Pullinger makes it clear that he is no opponent of targets, but that in the hands of the unskilled they can create perverse incentives, encouraging behaviour that distorts the system they sought to control and frustrating the very improvement they were implemented to achieve.

For example, two train companies are being assessed by the regulator for punctuality. A train is defined as “on-time” if it arrives within 5 minutes of schedule. The target is 95% punctuality.
TrainTargets
Evidently, simple management by target fails to reveal that Company 1 is doing better than Company 2 in offering a punctual service to its passengers. A simple statement of “95% punctuality (punctuality defined as arriving within 5 minutes of timetable)” discards much of the information in the data.

Further, when presented with a train that has slipped outside the 5 minute tolerance, a manager held solely to the target of 95% has no incentive to stop the late train from slipping even further behind. Certainly, if it puts further trains at risk of lateness, there will always be a temptation to strip it of all priority. Here, the target is not only a barrier to effective measurement and improvement, it is a threat to the proper operation of the railway. That is the point that Pullinger was seeking to make about the behaviour induced by the target.

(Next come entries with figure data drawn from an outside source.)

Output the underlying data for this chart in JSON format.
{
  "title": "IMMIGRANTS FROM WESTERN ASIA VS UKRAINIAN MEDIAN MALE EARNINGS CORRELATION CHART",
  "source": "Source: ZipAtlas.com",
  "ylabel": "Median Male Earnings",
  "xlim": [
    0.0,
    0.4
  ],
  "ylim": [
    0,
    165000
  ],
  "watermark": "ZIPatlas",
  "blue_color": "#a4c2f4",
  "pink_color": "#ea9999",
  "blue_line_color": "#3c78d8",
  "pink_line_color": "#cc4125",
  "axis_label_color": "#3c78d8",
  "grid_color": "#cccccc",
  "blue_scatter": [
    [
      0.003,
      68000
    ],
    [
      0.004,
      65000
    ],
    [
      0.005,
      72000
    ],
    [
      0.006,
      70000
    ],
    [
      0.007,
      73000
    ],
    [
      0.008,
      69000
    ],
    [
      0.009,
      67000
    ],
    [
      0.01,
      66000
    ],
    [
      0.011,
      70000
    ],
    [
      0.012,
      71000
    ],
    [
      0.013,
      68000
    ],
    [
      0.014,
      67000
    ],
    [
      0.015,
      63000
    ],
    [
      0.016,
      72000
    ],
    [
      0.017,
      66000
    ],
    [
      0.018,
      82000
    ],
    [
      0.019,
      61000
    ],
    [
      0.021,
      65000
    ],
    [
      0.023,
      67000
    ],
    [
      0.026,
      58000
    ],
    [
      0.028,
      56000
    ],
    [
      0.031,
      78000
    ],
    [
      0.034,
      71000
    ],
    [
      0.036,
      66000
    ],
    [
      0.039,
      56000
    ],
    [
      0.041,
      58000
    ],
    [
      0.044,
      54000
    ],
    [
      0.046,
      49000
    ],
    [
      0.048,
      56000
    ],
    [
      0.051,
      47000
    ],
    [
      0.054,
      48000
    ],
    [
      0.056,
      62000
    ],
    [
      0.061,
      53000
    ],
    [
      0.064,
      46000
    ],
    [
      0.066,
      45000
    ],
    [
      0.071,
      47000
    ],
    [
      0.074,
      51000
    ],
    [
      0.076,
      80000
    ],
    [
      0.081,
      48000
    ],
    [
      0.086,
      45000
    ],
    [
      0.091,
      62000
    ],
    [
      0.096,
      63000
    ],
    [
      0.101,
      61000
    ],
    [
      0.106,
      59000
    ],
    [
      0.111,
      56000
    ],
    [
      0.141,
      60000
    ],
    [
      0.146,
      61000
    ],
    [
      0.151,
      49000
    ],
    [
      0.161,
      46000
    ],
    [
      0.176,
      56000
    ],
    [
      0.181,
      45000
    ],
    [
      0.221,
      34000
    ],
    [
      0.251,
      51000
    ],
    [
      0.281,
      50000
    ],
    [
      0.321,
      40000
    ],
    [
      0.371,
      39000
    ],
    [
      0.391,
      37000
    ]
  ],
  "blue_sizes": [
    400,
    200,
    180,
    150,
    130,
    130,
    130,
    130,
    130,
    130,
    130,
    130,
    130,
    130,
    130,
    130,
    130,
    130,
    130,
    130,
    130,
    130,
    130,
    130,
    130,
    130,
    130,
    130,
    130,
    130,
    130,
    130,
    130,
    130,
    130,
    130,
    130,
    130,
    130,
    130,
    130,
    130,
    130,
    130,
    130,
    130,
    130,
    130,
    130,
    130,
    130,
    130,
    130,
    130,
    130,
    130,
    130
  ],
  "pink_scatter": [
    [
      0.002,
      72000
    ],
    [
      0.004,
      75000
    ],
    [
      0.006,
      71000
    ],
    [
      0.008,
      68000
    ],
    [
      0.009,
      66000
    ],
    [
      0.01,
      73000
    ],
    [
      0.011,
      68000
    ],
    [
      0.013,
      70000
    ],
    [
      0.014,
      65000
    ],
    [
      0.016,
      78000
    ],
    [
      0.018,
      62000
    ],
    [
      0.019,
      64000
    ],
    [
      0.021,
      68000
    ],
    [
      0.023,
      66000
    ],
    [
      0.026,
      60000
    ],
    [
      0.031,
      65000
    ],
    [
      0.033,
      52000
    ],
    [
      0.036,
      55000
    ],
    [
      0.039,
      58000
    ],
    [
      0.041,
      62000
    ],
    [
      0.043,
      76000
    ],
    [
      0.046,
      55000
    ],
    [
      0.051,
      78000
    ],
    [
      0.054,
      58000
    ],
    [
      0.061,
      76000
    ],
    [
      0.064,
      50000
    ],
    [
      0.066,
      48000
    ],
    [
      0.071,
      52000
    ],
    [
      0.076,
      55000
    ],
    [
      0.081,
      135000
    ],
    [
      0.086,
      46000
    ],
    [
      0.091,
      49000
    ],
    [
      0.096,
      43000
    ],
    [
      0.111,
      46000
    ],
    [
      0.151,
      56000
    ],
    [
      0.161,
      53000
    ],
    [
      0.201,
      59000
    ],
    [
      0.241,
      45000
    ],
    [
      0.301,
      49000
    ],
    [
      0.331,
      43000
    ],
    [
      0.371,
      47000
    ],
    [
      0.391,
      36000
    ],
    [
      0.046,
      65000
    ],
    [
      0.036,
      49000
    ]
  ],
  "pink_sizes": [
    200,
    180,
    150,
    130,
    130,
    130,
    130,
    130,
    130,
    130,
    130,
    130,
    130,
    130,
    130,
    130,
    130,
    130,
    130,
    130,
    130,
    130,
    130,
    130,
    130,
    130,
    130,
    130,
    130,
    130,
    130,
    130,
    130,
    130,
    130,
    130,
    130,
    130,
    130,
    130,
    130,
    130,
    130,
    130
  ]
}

And again, targets often provide only a “snapshot” rather than the “video” that discloses the information in the data that can be used for planning and managing an enterprise.

I am glad that Pullinger was not hesitant to remind users that proper deployment of system measurement requires an appreciation of psychology. Nobel Laureate psychologist Daniel Kahneman warns of the inherent human trait of thinking that What you see is all there is (WYSIATI). On their own, targets do little to guard against such bounded rationality.

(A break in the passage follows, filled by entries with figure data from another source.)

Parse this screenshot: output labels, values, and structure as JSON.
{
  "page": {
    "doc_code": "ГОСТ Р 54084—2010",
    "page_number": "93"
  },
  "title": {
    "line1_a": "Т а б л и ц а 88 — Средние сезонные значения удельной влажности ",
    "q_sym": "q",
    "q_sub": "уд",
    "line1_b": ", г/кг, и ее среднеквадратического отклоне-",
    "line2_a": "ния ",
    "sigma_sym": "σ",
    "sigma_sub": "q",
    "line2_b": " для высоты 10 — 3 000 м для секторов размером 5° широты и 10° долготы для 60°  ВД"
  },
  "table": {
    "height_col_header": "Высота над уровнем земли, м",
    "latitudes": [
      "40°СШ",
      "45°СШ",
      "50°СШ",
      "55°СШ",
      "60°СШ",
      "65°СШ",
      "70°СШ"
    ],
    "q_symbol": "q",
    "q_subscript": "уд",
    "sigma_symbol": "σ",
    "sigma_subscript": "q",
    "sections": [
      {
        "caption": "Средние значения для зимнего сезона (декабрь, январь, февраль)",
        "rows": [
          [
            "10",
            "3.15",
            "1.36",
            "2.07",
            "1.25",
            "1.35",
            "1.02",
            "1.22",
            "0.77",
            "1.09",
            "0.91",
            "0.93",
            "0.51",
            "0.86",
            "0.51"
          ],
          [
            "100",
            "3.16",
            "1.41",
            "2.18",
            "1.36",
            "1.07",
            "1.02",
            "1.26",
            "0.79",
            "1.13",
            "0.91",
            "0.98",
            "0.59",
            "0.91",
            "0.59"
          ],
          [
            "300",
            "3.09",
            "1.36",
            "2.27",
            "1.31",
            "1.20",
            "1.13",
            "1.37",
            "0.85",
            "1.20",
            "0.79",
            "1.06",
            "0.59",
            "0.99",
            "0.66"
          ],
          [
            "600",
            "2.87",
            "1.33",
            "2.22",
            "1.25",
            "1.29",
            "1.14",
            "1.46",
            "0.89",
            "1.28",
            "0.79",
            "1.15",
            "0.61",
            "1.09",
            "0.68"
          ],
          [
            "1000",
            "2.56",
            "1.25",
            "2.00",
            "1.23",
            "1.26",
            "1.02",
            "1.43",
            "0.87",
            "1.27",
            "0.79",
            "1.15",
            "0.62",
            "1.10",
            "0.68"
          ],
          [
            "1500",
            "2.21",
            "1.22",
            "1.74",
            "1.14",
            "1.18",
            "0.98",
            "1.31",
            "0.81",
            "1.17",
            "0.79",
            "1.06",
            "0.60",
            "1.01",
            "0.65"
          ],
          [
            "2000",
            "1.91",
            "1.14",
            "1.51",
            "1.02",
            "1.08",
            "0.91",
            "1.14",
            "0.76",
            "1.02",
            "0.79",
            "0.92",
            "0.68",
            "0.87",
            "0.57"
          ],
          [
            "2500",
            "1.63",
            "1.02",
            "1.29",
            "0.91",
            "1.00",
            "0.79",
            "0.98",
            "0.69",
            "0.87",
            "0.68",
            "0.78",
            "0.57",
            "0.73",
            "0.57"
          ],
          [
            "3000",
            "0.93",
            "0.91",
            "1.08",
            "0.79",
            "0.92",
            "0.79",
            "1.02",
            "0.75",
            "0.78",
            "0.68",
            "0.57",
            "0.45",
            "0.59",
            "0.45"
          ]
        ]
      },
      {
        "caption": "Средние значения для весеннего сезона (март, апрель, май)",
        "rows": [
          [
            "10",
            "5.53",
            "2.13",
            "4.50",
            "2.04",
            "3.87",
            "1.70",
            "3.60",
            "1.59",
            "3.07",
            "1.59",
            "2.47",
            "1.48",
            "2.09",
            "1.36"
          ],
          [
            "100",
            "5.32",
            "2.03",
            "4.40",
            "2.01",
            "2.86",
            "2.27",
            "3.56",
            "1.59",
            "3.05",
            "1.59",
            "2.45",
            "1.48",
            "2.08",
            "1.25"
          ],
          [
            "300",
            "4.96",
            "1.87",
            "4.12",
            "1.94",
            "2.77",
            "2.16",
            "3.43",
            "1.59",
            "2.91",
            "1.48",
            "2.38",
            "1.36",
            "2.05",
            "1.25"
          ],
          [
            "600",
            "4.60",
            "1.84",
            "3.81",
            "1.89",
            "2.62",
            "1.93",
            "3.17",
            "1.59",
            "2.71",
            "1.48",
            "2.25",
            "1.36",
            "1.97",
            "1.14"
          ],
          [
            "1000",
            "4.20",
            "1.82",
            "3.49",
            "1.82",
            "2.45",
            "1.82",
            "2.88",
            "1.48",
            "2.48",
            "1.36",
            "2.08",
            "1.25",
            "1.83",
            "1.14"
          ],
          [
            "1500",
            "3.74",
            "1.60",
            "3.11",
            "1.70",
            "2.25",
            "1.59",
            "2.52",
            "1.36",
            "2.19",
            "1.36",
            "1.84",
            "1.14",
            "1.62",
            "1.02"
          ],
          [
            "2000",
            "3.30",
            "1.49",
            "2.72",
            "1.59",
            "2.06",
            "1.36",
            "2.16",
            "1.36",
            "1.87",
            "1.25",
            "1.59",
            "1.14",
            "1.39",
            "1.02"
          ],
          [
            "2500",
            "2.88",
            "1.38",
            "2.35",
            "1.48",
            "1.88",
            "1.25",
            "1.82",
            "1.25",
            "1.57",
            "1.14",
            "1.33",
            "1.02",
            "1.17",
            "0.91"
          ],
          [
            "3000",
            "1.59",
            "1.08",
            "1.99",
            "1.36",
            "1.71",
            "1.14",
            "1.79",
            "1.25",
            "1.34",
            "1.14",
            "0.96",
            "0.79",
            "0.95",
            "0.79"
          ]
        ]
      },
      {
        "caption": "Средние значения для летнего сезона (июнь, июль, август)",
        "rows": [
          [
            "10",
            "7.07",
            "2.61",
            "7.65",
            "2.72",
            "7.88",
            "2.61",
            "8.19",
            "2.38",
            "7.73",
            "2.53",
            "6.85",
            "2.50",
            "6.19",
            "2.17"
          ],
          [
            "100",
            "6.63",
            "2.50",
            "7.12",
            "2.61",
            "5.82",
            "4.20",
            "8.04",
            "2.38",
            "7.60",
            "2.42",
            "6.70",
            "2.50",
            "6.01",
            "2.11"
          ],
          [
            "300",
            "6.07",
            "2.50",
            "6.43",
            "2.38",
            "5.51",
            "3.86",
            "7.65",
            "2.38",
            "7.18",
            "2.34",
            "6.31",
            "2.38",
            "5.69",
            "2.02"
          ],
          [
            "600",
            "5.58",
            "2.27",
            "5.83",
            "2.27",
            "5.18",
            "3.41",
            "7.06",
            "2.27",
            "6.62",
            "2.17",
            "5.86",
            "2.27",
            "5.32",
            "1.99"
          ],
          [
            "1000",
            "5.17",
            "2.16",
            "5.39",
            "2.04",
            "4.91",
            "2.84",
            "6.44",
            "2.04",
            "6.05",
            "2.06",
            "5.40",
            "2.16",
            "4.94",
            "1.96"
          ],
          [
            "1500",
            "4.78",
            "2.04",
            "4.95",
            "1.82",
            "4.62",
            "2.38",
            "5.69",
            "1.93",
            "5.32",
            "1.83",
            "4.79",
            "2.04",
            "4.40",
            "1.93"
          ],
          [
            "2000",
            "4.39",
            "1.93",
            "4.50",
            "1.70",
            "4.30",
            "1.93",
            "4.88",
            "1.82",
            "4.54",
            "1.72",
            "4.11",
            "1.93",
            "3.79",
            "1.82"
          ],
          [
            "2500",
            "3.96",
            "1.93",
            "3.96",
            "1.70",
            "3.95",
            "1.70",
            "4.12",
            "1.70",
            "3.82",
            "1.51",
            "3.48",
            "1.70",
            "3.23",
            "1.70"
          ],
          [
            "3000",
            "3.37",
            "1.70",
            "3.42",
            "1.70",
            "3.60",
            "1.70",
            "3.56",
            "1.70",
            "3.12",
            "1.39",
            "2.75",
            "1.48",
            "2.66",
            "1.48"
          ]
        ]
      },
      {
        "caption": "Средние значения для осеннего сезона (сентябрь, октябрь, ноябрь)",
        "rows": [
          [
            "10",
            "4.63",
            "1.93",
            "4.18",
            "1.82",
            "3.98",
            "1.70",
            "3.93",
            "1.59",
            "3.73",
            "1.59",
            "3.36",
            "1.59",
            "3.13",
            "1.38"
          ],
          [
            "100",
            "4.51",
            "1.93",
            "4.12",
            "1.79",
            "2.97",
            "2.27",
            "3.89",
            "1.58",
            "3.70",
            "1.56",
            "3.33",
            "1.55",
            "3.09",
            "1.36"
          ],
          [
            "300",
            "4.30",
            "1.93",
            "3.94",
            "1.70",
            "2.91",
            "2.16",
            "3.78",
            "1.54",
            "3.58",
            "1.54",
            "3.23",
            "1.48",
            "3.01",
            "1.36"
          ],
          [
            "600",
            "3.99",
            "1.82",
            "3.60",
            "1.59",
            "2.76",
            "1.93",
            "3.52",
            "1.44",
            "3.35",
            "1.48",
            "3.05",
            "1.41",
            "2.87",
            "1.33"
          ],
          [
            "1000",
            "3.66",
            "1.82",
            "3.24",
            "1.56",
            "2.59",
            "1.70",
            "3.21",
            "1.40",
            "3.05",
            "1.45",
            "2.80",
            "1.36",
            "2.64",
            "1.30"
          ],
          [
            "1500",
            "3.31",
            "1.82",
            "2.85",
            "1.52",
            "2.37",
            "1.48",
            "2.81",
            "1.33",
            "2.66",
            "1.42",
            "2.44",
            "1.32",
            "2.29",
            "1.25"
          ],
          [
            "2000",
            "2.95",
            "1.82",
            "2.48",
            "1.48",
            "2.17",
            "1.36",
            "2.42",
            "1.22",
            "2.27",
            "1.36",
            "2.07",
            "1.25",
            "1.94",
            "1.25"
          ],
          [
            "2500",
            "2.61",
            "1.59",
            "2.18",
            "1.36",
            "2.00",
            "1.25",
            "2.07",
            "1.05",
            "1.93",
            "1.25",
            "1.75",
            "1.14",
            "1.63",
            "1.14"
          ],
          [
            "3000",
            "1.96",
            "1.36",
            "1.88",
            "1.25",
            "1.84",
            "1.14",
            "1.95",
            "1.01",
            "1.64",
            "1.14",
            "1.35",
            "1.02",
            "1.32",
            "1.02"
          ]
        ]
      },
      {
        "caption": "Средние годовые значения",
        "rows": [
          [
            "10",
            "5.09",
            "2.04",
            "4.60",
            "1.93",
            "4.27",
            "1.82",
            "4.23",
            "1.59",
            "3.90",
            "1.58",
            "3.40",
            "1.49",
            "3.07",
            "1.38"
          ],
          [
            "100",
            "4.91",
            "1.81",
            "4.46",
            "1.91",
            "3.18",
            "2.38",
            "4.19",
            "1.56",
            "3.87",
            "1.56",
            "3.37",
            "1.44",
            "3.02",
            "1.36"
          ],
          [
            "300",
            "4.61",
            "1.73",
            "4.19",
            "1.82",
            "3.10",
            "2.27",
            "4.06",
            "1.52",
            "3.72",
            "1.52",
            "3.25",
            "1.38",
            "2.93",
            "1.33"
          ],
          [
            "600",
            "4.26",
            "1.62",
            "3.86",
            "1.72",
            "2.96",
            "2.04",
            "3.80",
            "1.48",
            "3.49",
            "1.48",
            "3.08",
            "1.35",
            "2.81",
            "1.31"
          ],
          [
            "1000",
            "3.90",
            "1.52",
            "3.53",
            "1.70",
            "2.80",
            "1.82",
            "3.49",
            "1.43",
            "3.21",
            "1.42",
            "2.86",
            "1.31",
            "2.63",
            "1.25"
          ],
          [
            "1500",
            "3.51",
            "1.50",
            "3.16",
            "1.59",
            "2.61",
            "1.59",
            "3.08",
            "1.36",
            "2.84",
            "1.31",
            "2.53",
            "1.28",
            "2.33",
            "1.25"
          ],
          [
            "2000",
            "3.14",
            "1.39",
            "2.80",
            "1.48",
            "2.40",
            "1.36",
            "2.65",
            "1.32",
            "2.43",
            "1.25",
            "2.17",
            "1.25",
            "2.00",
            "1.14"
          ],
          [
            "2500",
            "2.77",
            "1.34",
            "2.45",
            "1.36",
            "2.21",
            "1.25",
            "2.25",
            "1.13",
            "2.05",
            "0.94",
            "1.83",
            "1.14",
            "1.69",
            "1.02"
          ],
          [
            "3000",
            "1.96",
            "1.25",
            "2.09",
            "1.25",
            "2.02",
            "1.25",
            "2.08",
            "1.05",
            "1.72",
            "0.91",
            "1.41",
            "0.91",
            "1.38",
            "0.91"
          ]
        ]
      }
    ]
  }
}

In support of a corporate programme of improvement and integrated in a culture of rigorous data criticism, targets have manifest benefits. They communicate improvement priorities. They build confidence between interfacing processes. They provide constraints and parameters that prevent the system causing harm. Harm to others or harm to itself. What is important is that the targets do not become a shield to weak managers who wish to hide their lack of understanding of their own processes behind the defence that “all targets were met”.

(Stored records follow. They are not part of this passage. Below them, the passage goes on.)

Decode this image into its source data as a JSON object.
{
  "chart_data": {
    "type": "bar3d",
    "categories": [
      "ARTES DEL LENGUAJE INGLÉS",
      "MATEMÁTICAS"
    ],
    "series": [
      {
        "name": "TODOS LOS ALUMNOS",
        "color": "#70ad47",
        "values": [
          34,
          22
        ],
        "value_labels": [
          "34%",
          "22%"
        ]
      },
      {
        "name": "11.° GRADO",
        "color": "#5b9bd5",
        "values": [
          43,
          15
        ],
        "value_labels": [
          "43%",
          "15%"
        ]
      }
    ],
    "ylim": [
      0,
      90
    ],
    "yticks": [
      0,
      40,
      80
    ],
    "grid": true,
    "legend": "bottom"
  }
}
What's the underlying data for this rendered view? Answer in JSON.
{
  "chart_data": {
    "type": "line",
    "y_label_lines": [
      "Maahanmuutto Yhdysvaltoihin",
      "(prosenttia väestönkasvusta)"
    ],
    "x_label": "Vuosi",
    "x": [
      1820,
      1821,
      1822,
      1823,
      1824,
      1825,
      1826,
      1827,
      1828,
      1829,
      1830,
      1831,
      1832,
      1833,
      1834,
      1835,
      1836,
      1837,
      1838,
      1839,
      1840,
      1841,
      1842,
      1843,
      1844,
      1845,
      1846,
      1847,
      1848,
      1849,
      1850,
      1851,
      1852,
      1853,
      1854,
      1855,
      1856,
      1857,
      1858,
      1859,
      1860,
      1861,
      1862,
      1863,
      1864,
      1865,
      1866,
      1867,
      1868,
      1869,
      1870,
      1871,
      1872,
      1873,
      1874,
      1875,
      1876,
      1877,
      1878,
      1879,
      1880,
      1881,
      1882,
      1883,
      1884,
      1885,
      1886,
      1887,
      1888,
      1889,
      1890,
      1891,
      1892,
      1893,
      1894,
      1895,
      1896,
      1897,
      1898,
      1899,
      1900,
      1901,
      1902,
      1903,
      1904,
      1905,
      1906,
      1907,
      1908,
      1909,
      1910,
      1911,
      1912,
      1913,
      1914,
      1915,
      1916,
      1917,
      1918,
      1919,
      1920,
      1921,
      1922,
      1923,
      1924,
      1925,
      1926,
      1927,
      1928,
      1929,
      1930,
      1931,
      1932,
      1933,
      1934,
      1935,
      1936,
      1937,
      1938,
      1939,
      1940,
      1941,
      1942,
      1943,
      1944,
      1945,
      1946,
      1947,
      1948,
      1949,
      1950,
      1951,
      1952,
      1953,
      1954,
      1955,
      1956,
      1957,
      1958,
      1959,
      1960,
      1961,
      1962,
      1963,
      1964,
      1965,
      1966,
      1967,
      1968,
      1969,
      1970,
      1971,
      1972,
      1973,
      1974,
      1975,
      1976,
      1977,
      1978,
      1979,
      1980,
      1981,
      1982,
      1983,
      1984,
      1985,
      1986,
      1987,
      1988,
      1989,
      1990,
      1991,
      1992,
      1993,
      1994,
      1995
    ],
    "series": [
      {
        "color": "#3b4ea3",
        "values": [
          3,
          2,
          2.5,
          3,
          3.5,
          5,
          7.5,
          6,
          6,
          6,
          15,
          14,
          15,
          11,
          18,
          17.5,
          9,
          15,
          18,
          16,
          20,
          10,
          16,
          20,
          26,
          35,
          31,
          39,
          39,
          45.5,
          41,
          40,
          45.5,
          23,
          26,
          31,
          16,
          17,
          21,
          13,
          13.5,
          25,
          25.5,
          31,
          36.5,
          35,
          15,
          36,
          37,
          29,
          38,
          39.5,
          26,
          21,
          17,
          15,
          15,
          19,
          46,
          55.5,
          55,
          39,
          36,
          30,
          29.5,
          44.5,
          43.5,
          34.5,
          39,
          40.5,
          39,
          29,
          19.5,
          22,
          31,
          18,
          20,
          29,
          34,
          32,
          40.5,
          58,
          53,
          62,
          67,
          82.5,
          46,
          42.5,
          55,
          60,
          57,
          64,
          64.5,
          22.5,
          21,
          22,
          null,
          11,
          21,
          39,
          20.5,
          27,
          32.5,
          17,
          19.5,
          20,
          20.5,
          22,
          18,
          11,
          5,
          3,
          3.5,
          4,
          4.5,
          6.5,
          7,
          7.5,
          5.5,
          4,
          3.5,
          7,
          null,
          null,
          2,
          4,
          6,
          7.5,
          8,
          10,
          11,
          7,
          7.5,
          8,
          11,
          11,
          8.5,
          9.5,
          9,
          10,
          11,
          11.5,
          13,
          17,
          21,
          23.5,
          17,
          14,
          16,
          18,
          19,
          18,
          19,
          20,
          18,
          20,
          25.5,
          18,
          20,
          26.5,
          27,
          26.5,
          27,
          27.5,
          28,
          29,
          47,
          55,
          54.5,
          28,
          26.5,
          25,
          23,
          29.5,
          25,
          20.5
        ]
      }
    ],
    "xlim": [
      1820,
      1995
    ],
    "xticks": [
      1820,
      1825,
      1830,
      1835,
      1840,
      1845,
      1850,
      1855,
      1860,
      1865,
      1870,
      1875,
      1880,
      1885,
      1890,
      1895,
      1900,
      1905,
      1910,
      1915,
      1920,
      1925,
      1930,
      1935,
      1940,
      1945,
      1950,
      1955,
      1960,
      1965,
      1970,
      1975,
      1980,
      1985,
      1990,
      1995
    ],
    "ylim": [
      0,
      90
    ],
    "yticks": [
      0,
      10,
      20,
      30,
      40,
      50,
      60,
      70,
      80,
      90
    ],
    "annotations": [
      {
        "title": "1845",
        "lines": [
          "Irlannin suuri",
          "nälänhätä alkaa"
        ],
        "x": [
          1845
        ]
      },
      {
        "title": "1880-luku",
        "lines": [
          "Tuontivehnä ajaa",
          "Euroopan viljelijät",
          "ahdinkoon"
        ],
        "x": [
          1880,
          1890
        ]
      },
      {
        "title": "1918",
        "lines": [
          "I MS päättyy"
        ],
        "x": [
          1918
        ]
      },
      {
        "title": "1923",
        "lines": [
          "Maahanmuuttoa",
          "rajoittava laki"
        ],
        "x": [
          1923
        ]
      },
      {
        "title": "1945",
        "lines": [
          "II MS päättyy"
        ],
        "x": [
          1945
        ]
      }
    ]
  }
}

However, all that requires some sophistication in approach. I think the following points provide a basis for auditing how an organisation is using targets.

Risk assessment

Targets should be risk assessed, anticipating realistic psychology and envisaging the range of behaviours the targets are likely to catalyse.

Customer focus

Anyone tasked with operating to a target should be periodically challenged with a review of the Voice of the Customer and how their own role contributes to the organisational system. The target is only an aid to the continual improvement of the alignment between the Voice of the Process and the Voice of the Customer. That is the only game in town.

Borrowed validation

Any organisation of any size will usually have independent data of sufficient borrowing strength to support mutual validation. There was a very good recent example of this in the UK where falling crime statistics, about which the public were rightly cynical and incredulous, were effectively validated by data collection from hospital emergency departments (Violent crime in England and Wales falls again, A&E data shows).

Over-adjustment

Mechanisms must be in place to deter over-adjustment, what W Edwards Deming called “tampering”, where naïve pursuit of a target adds variation and degrades performance.

Discipline

Employees must be left in no doubt that lack of care in maintaining the integrity of the organisational system and pursuing customer excellence will not be excused by mere adherence to a target, no matter how heroic.

Targets are for the guidance of the wise. To regard them as anything else is to ask them to do too much.